E per ottenere che cosa? Oggi la spesa italiana è di pochi punti percentuali più alta di quella tedesca, ma con un livello di soddisfazione per i servizi (percezione dell’output pubblico) solo di poco superiore a quella di Paesi ancora in via di sviluppo come il Messico. Essa è, quindi, quantitativamente eccessiva e qualitativamente inefficiente, ie. produce servizi per i cittadini che costano troppo e sono di qualità scarsa. In più c’è Alitalia, ovviamente,  e ci sono tutti i casi in cui si è scelto di o si suggerisce che sarebbe desiderabile trasferire ulteriori risorse da chi produce a chi è inefficiente (per inciso, la martellante retorica che ad ogni crisi aziendale mette al centro l’occupazione come bene superiore sempre e comunque – ci torneremo in altra occasione, per notare le differenza d’approccio tra il modello Obama nel salvataggio dell’auto americana nel 2009 e la tipica vertenza italiana -, è parte dello stesso problema su cui ci stiamo esercitando: le aziende non esistono – o non dovrebbero esistere – in primo luogo per “dare un po’ di lavoro”, per dirla alla Bersani, esistono per produrre beni e servizi per gli utenti/consumatori. Gli stipendi fine a se stessi non sono un prodotto né un servizio).

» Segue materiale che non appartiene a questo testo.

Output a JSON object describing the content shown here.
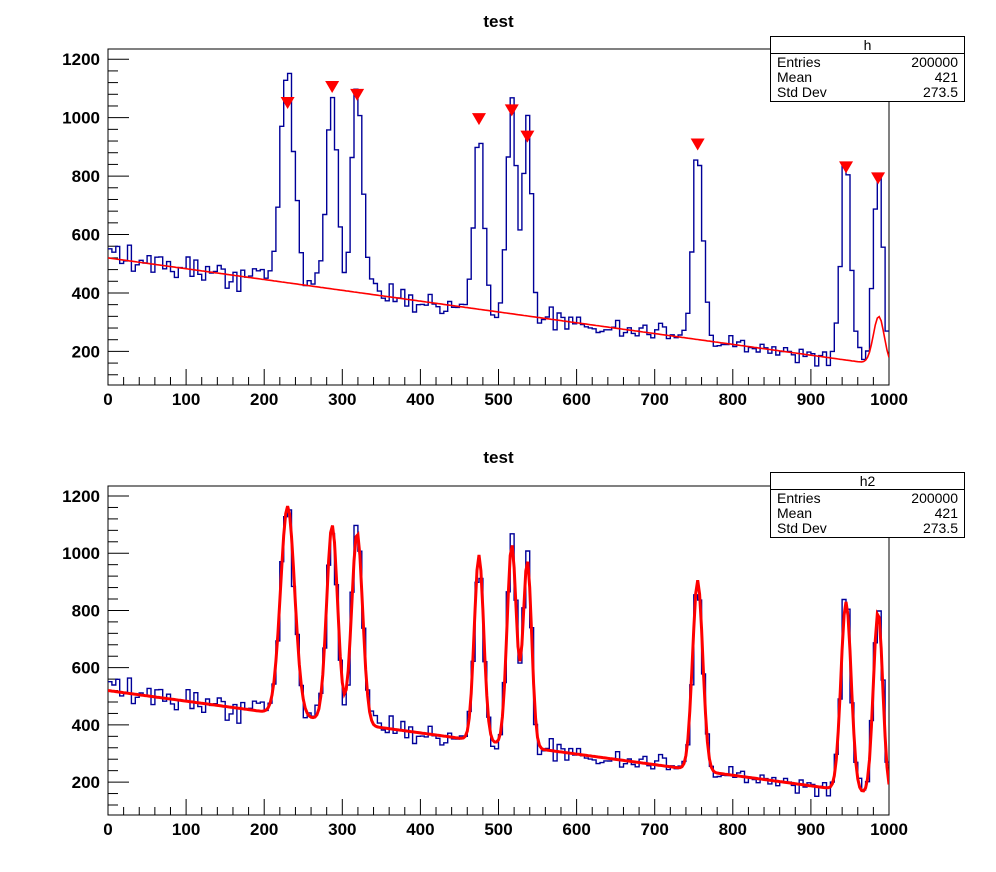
{
  "window": {
    "background": "#ffffff"
  },
  "panels": [
    {
      "title": "test",
      "stats": {
        "name": "h",
        "rows": [
          {
            "label": "Entries",
            "value": "200000"
          },
          {
            "label": "Mean",
            "value": "421"
          },
          {
            "label": "Std Dev",
            "value": "273.5"
          }
        ]
      }
    },
    {
      "title": "test",
      "stats": {
        "name": "h2",
        "rows": [
          {
            "label": "Entries",
            "value": "200000"
          },
          {
            "label": "Mean",
            "value": "421"
          },
          {
            "label": "Std Dev",
            "value": "273.5"
          }
        ]
      }
    }
  ],
  "chart_data": [
    {
      "type": "line",
      "subtype": "histogram-step-with-peak-search",
      "title": "test",
      "histogram_name": "h",
      "entries": 200000,
      "mean": 421,
      "std_dev": 273.5,
      "xlim": [
        0,
        1000
      ],
      "ylim": [
        85,
        1235
      ],
      "x_major_ticks": [
        0,
        100,
        200,
        300,
        400,
        500,
        600,
        700,
        800,
        900,
        1000
      ],
      "y_major_ticks": [
        200,
        400,
        600,
        800,
        1000,
        1200
      ],
      "x_minor_step": 20,
      "y_minor_step": 40,
      "grid": false,
      "legend": "none",
      "bins": 200,
      "noise_seed": 12,
      "baseline": {
        "x0": 0,
        "y0": 520,
        "x1": 1000,
        "y1": 150
      },
      "peaks": [
        {
          "x": 230,
          "amp": 730,
          "sigma": 9.0
        },
        {
          "x": 287,
          "amp": 685,
          "sigma": 7.0
        },
        {
          "x": 319,
          "amp": 670,
          "sigma": 7.0
        },
        {
          "x": 475,
          "amp": 650,
          "sigma": 6.0
        },
        {
          "x": 517,
          "amp": 700,
          "sigma": 6.0
        },
        {
          "x": 537,
          "amp": 650,
          "sigma": 5.5
        },
        {
          "x": 755,
          "amp": 665,
          "sigma": 6.5
        },
        {
          "x": 945,
          "amp": 660,
          "sigma": 6.5
        },
        {
          "x": 986,
          "amp": 640,
          "sigma": 6.0
        }
      ],
      "found_peak_markers": [
        {
          "x": 230,
          "y": 1050
        },
        {
          "x": 287,
          "y": 1105
        },
        {
          "x": 319,
          "y": 1078
        },
        {
          "x": 475,
          "y": 995
        },
        {
          "x": 517,
          "y": 1025
        },
        {
          "x": 537,
          "y": 935
        },
        {
          "x": 755,
          "y": 908
        },
        {
          "x": 945,
          "y": 830
        },
        {
          "x": 986,
          "y": 792
        }
      ],
      "background_curve": {
        "type": "baseline_plus_edge_bump",
        "bump_x": 987,
        "bump_amp": 165,
        "bump_sigma": 7
      },
      "colors": {
        "histogram": "#000099",
        "curve": "#ff0000",
        "marker": "#ff0000",
        "axis": "#000000"
      }
    },
    {
      "type": "line",
      "subtype": "histogram-step-with-fit",
      "title": "test",
      "histogram_name": "h2",
      "entries": 200000,
      "mean": 421,
      "std_dev": 273.5,
      "xlim": [
        0,
        1000
      ],
      "ylim": [
        85,
        1235
      ],
      "x_major_ticks": [
        0,
        100,
        200,
        300,
        400,
        500,
        600,
        700,
        800,
        900,
        1000
      ],
      "y_major_ticks": [
        200,
        400,
        600,
        800,
        1000,
        1200
      ],
      "x_minor_step": 20,
      "y_minor_step": 40,
      "grid": false,
      "legend": "none",
      "bins": 200,
      "noise_seed": 12,
      "baseline": {
        "x0": 0,
        "y0": 520,
        "x1": 1000,
        "y1": 150
      },
      "peaks": [
        {
          "x": 230,
          "amp": 730,
          "sigma": 9.0
        },
        {
          "x": 287,
          "amp": 685,
          "sigma": 7.0
        },
        {
          "x": 319,
          "amp": 670,
          "sigma": 7.0
        },
        {
          "x": 475,
          "amp": 650,
          "sigma": 6.0
        },
        {
          "x": 517,
          "amp": 700,
          "sigma": 6.0
        },
        {
          "x": 537,
          "amp": 650,
          "sigma": 5.5
        },
        {
          "x": 755,
          "amp": 665,
          "sigma": 6.5
        },
        {
          "x": 945,
          "amp": 660,
          "sigma": 6.5
        },
        {
          "x": 986,
          "amp": 640,
          "sigma": 6.0
        }
      ],
      "found_peak_markers": [],
      "fit_curve": {
        "type": "baseline_plus_peaks"
      },
      "colors": {
        "histogram": "#000099",
        "curve": "#ff0000",
        "marker": "#ff0000",
        "axis": "#000000"
      }
    }
  ]
}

E allora, rispetto al passato, oggi #cambiareverso veramente significherebbe in primo luogo fermarsi e pensare a come riparare la macchina, invece di unirsi al coro di chi invoca più benzina nei serbatoi bucati, raccogliere le migliori competenze e mettersi in condizione di produrre rigorose analisi costi-benefici cui sottoporre le decisioni di investimento (in assenza di questo, il tanto sbandierato primato della politica, quando va bene, significa semplicemente approssimazione), accantonare per un attimo i libri sulla scrivania che parlano di Stato innovatore, e mostrare che si è capito che senza rifondarlo, questo Stato, nella sua organizzazione, negli incentivi che fornisce, negli equilibri che perpetua, l’unica innovazione possibile sarà quella dei modi in cui sfracellarsi.